The template is smaller as it doesn’t require the same number of scripts and stylesheets.

Two things to note:

  • We’re using a different syntax highlighter (Highlight.js instead of Prism)
  • We chose not to add the stylesheet here
<html lang="en">

<head>
  <link rel="stylesheet" href="../paged-media/highlight/styles/solarized-light.css">
  <script src="../paged-media/highlight/highlight.pack.js"></script>
  <meta charset="utf-8">
  <meta name="viewport" content="width=device-width,minimum-scale=1,maximum-scale=1">
  <title></title>
</head>

<body data-type="article">
<div class="container">
    <%= contents %>
</div>

</body>
</html>

The first step is to create the HTML files using the appropriate template after we generate the HTML from the Markdown content.

gulp.task('build-pm-template', () => {
  gulp.src('./src/html-content/*.html')
    .pipe(wrap({src: './src/templates/template-pm.html'}))
    .pipe(gulp.dest('./src/pm-content'));
});

The next step is where the differences lie. Instead of just generating the HTML and being done with it, we have to push the HTML through a CSS paged media processor.

I’ve used PrinceXML to generate PDF from multiple sources with different inputs (XML, HTML, and XSL-FO) so we’re sticking with it for this project.

I use a second stylesheet that has all the font definitions and styles for the document.
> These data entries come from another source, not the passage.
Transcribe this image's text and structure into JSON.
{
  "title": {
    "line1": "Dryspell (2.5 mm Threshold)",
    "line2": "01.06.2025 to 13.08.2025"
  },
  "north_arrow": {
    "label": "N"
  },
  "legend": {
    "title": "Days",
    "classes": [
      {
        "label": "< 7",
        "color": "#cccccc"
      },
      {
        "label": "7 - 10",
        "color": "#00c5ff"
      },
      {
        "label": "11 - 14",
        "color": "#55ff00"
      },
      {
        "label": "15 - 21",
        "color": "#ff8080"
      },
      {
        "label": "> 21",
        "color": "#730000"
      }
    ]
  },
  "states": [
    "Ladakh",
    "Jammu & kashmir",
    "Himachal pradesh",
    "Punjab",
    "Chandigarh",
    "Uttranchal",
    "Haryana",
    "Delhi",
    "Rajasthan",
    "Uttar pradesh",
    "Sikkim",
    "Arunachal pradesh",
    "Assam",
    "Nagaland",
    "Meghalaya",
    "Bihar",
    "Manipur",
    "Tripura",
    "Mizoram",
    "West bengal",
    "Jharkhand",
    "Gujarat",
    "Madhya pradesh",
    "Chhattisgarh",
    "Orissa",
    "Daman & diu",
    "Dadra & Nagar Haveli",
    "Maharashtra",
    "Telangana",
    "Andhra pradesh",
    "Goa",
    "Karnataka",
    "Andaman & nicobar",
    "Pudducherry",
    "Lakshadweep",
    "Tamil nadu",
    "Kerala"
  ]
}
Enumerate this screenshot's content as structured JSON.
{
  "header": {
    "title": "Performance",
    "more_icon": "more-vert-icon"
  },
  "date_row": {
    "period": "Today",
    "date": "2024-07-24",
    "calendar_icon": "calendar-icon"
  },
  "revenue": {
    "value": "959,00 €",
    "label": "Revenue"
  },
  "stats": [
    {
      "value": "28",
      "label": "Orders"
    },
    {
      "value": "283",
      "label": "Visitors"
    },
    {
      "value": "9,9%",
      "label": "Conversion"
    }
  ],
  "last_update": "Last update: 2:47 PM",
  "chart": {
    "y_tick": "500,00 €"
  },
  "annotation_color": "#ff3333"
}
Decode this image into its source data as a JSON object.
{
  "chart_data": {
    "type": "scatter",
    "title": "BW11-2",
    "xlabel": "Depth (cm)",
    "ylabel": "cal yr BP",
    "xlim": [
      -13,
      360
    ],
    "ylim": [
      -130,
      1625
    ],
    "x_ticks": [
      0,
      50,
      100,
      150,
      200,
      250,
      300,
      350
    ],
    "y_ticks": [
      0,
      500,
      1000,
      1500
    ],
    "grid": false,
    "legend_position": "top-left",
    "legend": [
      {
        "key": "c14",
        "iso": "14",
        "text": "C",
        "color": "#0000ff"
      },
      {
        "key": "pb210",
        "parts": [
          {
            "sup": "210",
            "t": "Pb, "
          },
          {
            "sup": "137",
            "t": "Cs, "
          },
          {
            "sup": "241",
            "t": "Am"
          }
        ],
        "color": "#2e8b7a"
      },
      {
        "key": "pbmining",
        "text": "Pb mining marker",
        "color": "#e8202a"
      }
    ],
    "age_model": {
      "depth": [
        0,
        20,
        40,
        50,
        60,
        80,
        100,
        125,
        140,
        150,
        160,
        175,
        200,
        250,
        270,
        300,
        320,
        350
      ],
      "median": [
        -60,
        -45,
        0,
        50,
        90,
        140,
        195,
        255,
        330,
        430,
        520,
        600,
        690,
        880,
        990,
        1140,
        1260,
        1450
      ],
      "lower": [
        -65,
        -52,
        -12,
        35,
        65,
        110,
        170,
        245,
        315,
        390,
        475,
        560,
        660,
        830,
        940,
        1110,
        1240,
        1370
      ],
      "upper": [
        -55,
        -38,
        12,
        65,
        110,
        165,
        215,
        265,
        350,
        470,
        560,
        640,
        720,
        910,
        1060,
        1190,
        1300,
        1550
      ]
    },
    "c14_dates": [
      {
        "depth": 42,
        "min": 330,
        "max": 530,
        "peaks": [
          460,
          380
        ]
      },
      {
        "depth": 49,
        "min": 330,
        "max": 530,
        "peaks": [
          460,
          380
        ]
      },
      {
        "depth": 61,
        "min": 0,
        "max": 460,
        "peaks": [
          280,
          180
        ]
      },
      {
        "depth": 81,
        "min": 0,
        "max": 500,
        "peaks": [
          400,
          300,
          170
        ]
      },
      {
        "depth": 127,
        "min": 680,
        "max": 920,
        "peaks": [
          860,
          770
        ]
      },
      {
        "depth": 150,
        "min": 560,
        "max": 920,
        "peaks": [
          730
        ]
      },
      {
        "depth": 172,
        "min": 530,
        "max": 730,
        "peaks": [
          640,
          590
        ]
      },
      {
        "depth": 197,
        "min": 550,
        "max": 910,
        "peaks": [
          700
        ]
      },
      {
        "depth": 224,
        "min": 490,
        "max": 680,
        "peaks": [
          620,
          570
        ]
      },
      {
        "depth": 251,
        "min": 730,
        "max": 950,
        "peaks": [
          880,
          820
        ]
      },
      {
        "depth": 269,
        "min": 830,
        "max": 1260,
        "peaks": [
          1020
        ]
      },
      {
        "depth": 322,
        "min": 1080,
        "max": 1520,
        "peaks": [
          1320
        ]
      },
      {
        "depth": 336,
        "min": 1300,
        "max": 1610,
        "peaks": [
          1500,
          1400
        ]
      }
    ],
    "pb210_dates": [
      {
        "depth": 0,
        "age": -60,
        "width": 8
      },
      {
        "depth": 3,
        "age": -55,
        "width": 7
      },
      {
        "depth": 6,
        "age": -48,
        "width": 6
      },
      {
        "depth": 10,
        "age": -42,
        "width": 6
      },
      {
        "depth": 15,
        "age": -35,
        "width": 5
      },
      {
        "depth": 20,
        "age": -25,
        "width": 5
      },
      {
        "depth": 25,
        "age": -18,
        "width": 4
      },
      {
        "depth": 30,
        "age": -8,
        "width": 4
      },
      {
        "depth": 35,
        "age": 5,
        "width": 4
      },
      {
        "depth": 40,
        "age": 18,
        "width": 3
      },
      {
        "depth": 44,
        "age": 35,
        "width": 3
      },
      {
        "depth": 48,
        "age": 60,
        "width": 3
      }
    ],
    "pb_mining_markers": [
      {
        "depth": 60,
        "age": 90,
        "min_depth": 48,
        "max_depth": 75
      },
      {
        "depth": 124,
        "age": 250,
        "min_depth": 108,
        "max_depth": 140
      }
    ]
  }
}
I’ve made article-styles.css available as Github GIST

The final bit is how we run PrinceXML in the build process. I know that gulp-exec is not well liked in the Gulp community but none of the alternatives I’ve found don’t do quite what I needed to, so gulp-exec it is.

The idea is that, for each file in the source directory, we run prince with the command given.

gulp.task('build-pdf', ['build-pm-template'], () => {
  return gulp.src('./src/pm-content/*.html')
    .pipe(newer('src/pdf/'))
    .pipe(exec('prince --verbose --input=html --javascript --style ./src/css/article-styles.css <%= file.path %> '))
    .pipe(exec.reporter());
});

So we’ve gone from Markdown to HTML and Markdown to PDF. A next step may be how we can populate Handlebar or Dust templates from our Markdown sources.